In fact even reading it, especially of the fates of his family and others (neighbours, people they knew) in Germany, one can’t but be heartbroken (and very angry), and still unable to process how humans can knowingly, intentionally (and clearly sadistically) do what they did, and continue to do so. While we don’t go into terrible detail, it cannot but wrench one’s heart and bring out all emotion.
Alongside is the author’s own story—life as a second-generation immigrant with her own experiences of belonging, racism, her partner and children, the story of her parents, relationship with her family as also loss and grief (another that she and Henry share).
Homelands is of course these personal stories, but interwoven in them are also issues of history, of government and politics—the appalling (yet unsurprising) lack of humanity exhibited and which continues to be so and its counterpart of sorts in society or amongst the general popular in racist and like attitudes.
In telling these stories, the author is not simply conveying fact but emotion, and does this both in her own case and that of Henry by describing the moments in all their dimensions—whether the flowers she is looking on at when told bad news, or the smell and taste of food her mother created, or in Henry’s listening to the music that he speaks of having enjoyed or the scents that he associates with specific moments or people.
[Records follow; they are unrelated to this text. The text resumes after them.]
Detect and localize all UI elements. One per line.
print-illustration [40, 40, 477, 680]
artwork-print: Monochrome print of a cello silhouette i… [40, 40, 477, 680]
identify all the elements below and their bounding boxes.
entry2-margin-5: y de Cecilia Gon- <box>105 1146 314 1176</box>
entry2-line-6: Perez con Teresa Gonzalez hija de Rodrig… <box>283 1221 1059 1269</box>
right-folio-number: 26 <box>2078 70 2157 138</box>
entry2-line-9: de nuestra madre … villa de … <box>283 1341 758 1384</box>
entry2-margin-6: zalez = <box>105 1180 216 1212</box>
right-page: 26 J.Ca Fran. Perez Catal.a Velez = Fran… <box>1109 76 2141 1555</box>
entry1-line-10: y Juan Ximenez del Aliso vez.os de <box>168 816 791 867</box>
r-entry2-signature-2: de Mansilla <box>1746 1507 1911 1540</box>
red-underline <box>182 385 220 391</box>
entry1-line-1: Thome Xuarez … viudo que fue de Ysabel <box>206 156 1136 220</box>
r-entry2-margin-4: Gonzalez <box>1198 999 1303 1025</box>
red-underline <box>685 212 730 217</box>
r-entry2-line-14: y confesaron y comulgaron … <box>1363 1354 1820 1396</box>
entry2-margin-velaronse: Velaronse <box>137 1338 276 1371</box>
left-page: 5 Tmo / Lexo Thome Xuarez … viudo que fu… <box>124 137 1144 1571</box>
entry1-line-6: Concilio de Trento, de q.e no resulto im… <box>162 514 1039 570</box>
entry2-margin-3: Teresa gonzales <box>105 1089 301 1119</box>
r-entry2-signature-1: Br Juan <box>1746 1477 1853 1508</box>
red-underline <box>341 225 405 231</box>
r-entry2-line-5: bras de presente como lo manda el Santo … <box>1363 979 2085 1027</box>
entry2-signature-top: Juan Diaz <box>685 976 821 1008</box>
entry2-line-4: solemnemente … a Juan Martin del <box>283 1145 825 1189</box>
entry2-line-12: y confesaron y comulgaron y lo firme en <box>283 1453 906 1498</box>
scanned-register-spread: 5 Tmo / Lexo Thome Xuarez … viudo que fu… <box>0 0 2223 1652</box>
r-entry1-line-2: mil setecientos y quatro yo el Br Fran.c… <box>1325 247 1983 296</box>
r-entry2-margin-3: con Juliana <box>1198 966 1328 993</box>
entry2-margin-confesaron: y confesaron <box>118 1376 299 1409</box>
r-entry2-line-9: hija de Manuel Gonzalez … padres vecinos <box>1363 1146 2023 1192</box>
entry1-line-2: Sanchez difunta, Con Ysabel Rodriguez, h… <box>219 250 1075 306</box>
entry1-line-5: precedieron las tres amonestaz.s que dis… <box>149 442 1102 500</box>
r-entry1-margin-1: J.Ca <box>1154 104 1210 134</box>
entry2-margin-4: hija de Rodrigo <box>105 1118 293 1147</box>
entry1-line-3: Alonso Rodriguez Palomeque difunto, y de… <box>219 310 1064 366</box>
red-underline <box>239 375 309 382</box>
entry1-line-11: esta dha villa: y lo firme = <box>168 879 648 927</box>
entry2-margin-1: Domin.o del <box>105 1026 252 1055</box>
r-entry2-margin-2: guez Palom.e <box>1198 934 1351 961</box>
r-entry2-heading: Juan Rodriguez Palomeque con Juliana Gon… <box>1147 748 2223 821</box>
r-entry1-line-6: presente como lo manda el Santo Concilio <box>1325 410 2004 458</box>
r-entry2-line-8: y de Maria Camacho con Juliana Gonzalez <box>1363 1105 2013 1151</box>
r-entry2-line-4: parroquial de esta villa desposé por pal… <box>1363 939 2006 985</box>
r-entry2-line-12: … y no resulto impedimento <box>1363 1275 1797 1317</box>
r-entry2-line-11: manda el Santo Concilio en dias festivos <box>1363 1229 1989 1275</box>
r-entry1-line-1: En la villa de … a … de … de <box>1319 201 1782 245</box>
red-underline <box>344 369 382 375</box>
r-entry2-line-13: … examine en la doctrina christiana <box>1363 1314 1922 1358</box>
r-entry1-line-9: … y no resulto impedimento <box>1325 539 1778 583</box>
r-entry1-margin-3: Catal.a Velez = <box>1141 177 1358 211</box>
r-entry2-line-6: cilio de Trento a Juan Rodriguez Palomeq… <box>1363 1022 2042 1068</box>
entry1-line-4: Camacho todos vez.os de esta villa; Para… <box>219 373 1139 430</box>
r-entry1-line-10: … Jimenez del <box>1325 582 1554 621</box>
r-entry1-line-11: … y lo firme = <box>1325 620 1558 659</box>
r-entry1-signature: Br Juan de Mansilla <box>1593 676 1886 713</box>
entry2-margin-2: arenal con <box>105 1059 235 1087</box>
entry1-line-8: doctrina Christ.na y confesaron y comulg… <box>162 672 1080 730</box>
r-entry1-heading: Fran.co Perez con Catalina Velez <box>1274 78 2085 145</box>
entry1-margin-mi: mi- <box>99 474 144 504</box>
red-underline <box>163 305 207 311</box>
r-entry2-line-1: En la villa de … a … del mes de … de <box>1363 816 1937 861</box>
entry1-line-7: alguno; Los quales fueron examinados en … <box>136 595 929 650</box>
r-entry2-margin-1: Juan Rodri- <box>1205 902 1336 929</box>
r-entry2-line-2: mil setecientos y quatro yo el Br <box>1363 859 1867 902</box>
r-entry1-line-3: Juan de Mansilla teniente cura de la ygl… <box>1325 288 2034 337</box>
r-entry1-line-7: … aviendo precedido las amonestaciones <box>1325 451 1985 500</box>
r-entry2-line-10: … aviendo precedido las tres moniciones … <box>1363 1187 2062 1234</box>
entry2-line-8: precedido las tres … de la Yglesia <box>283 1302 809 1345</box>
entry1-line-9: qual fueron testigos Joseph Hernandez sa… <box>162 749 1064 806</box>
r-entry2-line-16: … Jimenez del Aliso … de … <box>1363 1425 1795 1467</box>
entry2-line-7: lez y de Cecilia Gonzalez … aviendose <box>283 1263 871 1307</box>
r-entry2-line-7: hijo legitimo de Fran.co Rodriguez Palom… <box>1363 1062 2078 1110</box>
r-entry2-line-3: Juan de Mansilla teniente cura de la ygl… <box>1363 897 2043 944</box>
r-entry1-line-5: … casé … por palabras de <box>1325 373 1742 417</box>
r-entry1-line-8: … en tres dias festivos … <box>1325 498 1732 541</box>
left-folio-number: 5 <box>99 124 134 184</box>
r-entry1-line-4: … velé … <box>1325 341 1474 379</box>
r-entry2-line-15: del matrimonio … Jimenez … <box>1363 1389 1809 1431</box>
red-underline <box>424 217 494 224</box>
Just earlier in the week I was reading a review by Susan at A Life in Books where she described an unusual set of acknowledgements in the volume she reviewed. In this one interestingly was an unusual bibliography, since not only does the author list the different volumes (also audio, film and journalistic sources) that have inspired her and that she had relied on, but also describes what she got from each—not content as much as approaches, literary devices, techniques, ways of being and much else. These range from W.G. Sebald who forms a pivot of sorts for the narrative to Hannah Arendt, Deborah Levy, Walter Benjamin, Susan Sontag and many others.
Deeply felt and emotional, with moments heart-wrenching and despairing, but also plenty of warmth, love, joy and friendship, this is an account that mightn’t fall within neat categories but is an excellent one to delve into, which will lead to many thoughts and touch many chords.